Turkey’s C/A deficit seen at $3.15bn in August, year-end forecast jumps to $55.5bn

Turkey’s current account is seen recording a deficit of $3.15 billion in August, a Reuters poll showed on Wednesday,...
11 Oct, 2022

Turkey’s current account is seen recording a deficit of $3.15 billion in August, a Reuters poll showed on Wednesday, while the forecast for 2022 jumped to $55.5 billion, with economists citing an expected decline in exports and soaring energy prices.

The trade deficit, a major component of the current account balance, soared 160% in August to $11.19 billion, mainly due to Turkey’s hefty energy import bill.

In a Reuters poll, the median estimate of 13 economists for the current account deficit in August was $3.15 billion, with forecasts ranging from $2.20 billion to $3.80 billion. The median forecast for the deficit in 2022 jumped some $9 billion from last month’s poll to $55.50 billion.

Forecasts ranged between $48.50 billion and $60.00 billion.

Ozlem Derici Sengul, founding partner at Spinn Consulting, cited a potential further decline in exports and high energy prices for the upward revision.

“Natural gas costs are not falling and Europe is entering an energy crisis, which means it looks like our exports will fall more than expected and energy costs will continue to rise as well,” she said.

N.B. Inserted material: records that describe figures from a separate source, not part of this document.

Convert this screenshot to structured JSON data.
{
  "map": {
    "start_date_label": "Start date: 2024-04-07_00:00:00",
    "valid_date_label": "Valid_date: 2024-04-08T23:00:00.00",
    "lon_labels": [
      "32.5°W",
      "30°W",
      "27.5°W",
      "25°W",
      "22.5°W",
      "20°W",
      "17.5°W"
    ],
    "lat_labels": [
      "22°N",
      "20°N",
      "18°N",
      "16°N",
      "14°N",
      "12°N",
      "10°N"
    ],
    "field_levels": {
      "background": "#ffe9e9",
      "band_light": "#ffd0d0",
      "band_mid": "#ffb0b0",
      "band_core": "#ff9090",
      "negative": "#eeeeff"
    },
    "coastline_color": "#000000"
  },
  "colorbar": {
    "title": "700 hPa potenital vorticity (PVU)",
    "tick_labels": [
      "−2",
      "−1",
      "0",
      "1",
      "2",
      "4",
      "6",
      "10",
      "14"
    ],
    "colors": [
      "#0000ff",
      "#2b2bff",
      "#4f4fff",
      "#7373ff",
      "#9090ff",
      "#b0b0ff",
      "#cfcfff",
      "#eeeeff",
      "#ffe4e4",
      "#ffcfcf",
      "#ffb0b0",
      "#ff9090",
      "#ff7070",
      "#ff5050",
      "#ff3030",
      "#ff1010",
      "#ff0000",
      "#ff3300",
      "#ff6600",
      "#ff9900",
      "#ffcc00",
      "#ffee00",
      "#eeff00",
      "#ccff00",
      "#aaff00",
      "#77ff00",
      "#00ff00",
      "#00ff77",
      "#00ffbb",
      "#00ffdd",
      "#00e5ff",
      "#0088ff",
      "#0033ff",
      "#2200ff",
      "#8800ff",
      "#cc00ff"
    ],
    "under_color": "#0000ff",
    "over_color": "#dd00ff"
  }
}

The median forecast for 2022 stood at $46.19 billion in September and at $40.15 billion in August.

Ankara sees the deficit at $47.3 billion this year, according to official forecasts.

Under President Tayyip Erdogan’s economic plan, which prioritizes growth, exports and employment, with low interest rates, the central bank has cut its policy rate by 500 basis points in 2021, triggering a currency crisis that saw the lira lose 44% against the dollar that year.

Turkey’s C/A deficit seen at $3.60bn in July, more than $46bn in 2022

It cut the one-week repo rate by 200 basis points in the last two months to 12%, bringing the lira’s losses this year to 29%.

The government says Turkey’s chronic current account deficit, which stood at $14.9 billion last year, will turn to a surplus under the plan but the new forecasts, which covers 2025, do not see that happening.

Turkey’s central bank is scheduled to announce the August current account data at 0700 GMT on Oct. 11.